Hsing-i Wood Fist also known as Beng Chuan or Crushing Fist is one of the five basic techniques of hsing-i.

This technique uses straight-ahead physical motion along with the internal energy of Press Forward. Press Forward or Ji is an internal energy that projects forward from its source, on a straight line, along whichever angle you direct it: up, down, sidewards, diagonally or straight ahead.

Beng Chuan is hsing-i’s most well-known attack technique. It is often considered to be the most powerful straight punch in all the Chinese martial arts.

The Wood Element, the Liver and the Fists

The internal pressures initiated in the body by this movement, in addition to its basic chi work, directly and positively affect the liver. Beng Chuan is represented by the Wood element, and focuses on making fists “grow” out of the body.

It is often compared to the force of a powerful plant growing and expanding through concrete with a steady, inexorable force.

Beng Chuan Power Punch

Beng Chuan is not like a normal straight punch, which depends on its momentum for much of its effectiveness.  Rather, Beng Chuan’s power is most likely to be applied from a very close distance, after,say, your arm has broken your opponent’s balance in the act of moving forward for an attack.

It is often used to stop the incoming attack of opponents and steal their power, after which either arm may attack. Beng Chuan is usually done with a quarter turn of the fist. It is applied both pressing down from above or pushing up from below an opponent’s arm.

Beng Chuan’s retracting arm is used to push internal power downward to make the opponent’s arm and body stand still (that is, not run away) while your other arm strikes. It also uses an elliptical rolling action to climb up an opponent’s arms, and small defensive circular arm movements to set an opponent up for a counterattack.

In back weighted stances, Beng Chuan is known for power punches with the arm of the forward leg. As the arm advances, Beng Chuan often neutralizes the opponent’s attack with the front half of the extending punch and hits with the finishing second half of the arm’s extension.

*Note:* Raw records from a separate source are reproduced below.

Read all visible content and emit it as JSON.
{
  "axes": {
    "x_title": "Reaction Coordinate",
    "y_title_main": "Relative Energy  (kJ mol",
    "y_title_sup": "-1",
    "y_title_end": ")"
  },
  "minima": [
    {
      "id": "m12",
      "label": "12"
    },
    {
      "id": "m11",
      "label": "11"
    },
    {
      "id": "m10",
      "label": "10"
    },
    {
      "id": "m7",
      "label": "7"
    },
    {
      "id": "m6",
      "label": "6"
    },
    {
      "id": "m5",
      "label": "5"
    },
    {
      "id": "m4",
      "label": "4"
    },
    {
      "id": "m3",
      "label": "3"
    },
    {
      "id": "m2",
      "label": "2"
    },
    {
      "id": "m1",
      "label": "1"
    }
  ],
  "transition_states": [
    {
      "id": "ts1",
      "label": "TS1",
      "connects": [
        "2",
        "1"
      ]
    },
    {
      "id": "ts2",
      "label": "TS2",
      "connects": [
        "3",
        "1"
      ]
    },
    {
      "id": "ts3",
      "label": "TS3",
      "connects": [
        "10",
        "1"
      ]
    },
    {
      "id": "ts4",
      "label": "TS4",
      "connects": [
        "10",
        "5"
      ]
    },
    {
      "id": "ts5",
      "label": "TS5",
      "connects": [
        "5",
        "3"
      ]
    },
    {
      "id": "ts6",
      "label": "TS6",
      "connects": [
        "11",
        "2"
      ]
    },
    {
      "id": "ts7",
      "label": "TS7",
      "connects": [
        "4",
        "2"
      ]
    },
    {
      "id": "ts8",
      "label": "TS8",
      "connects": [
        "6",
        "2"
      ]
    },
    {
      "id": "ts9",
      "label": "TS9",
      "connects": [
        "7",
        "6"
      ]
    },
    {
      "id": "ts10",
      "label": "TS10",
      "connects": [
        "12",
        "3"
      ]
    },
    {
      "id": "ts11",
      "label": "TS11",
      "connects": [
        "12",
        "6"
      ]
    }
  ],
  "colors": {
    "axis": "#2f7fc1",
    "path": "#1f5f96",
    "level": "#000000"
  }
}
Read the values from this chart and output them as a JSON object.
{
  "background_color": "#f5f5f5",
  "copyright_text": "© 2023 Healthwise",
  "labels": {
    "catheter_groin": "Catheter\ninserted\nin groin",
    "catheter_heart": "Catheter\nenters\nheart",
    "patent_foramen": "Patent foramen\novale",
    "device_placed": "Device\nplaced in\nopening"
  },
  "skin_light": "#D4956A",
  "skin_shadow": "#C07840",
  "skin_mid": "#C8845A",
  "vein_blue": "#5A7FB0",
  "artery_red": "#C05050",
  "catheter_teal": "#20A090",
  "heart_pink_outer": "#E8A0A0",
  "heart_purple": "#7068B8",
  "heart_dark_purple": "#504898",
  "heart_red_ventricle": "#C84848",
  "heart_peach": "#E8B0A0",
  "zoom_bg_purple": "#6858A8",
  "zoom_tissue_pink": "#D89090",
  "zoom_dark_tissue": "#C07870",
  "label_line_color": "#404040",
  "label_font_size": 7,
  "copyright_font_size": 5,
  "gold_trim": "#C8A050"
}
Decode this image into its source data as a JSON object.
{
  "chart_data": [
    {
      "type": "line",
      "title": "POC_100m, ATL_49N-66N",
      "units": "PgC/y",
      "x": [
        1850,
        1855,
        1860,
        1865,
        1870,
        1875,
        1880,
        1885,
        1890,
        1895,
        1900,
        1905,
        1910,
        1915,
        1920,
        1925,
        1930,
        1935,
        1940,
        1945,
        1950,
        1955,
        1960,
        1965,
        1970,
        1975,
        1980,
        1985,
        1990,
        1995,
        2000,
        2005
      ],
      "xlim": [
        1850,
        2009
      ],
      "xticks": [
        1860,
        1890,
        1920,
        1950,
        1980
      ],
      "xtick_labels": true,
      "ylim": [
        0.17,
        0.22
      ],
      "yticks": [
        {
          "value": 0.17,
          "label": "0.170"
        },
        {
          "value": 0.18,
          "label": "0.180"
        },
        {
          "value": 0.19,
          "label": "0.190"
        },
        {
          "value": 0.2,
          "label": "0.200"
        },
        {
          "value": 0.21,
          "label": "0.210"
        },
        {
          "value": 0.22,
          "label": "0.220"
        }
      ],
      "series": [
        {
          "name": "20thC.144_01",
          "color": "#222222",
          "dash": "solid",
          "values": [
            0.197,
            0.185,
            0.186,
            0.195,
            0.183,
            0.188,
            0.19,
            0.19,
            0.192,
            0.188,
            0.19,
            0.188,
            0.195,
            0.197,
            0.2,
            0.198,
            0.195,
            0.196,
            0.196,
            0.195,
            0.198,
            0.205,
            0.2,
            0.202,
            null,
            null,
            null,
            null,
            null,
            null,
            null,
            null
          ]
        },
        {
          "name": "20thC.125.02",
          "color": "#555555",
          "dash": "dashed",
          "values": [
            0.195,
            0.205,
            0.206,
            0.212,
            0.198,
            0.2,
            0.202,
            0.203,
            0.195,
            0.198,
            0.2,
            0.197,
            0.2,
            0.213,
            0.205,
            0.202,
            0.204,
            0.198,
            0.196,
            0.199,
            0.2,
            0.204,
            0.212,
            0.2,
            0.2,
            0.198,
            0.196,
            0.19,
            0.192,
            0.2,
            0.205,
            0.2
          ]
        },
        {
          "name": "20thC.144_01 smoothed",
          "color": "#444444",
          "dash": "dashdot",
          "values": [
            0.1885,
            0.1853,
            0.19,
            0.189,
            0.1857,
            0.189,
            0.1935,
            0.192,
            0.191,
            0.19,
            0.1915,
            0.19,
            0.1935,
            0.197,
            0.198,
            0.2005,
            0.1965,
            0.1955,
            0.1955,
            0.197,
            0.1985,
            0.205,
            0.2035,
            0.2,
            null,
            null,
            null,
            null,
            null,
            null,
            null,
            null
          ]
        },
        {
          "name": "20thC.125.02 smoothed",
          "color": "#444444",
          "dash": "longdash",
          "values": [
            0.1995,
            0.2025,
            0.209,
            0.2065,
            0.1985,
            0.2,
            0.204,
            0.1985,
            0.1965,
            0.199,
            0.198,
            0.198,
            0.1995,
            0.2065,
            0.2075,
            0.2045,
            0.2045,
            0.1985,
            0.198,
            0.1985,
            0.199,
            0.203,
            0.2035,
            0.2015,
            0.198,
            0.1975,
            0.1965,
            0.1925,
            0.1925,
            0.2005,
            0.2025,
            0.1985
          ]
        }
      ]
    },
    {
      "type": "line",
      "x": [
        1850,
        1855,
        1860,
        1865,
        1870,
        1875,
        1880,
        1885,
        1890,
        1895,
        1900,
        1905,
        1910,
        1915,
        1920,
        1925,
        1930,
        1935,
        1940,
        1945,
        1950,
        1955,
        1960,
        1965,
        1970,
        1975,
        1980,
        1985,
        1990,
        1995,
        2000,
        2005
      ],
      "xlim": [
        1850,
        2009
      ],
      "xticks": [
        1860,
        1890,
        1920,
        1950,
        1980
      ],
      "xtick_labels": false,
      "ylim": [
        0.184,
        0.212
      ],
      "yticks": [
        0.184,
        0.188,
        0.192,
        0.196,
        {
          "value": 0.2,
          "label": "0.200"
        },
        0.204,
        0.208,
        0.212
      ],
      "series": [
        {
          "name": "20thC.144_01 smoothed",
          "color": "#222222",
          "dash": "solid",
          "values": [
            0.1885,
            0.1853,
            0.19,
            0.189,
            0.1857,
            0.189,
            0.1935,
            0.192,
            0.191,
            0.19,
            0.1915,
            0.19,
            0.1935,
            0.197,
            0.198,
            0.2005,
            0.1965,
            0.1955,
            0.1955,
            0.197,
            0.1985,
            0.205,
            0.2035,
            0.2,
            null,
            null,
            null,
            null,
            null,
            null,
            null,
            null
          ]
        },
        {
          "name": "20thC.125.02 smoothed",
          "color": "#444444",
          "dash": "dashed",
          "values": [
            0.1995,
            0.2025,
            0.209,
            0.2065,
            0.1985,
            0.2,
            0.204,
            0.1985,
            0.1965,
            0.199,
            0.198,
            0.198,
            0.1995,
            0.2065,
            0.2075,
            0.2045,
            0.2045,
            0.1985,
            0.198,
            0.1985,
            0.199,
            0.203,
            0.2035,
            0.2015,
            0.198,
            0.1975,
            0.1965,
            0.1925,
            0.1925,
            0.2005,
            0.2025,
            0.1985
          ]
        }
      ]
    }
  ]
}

Transitioning to the Last Two Hsing-i Fists

The first three techniques of the Five Elements – Pi Chuan, Tsuan Chuan and Beng Chuan – are usually first practiced walking in straight lines only. They are considered sufficient for most to understand the basic internal substance of hsing-i.

After these three are mastered, it then becomes profitable in terms of practice time to work with the next two techinques, which complete the full balance. The next two methods of Pao and Heng Chuan normally begin with using the the seven-star stepping pattern of hsing-i. In these steps, body moves in a zigzag pattern of connecting 45-degree angles.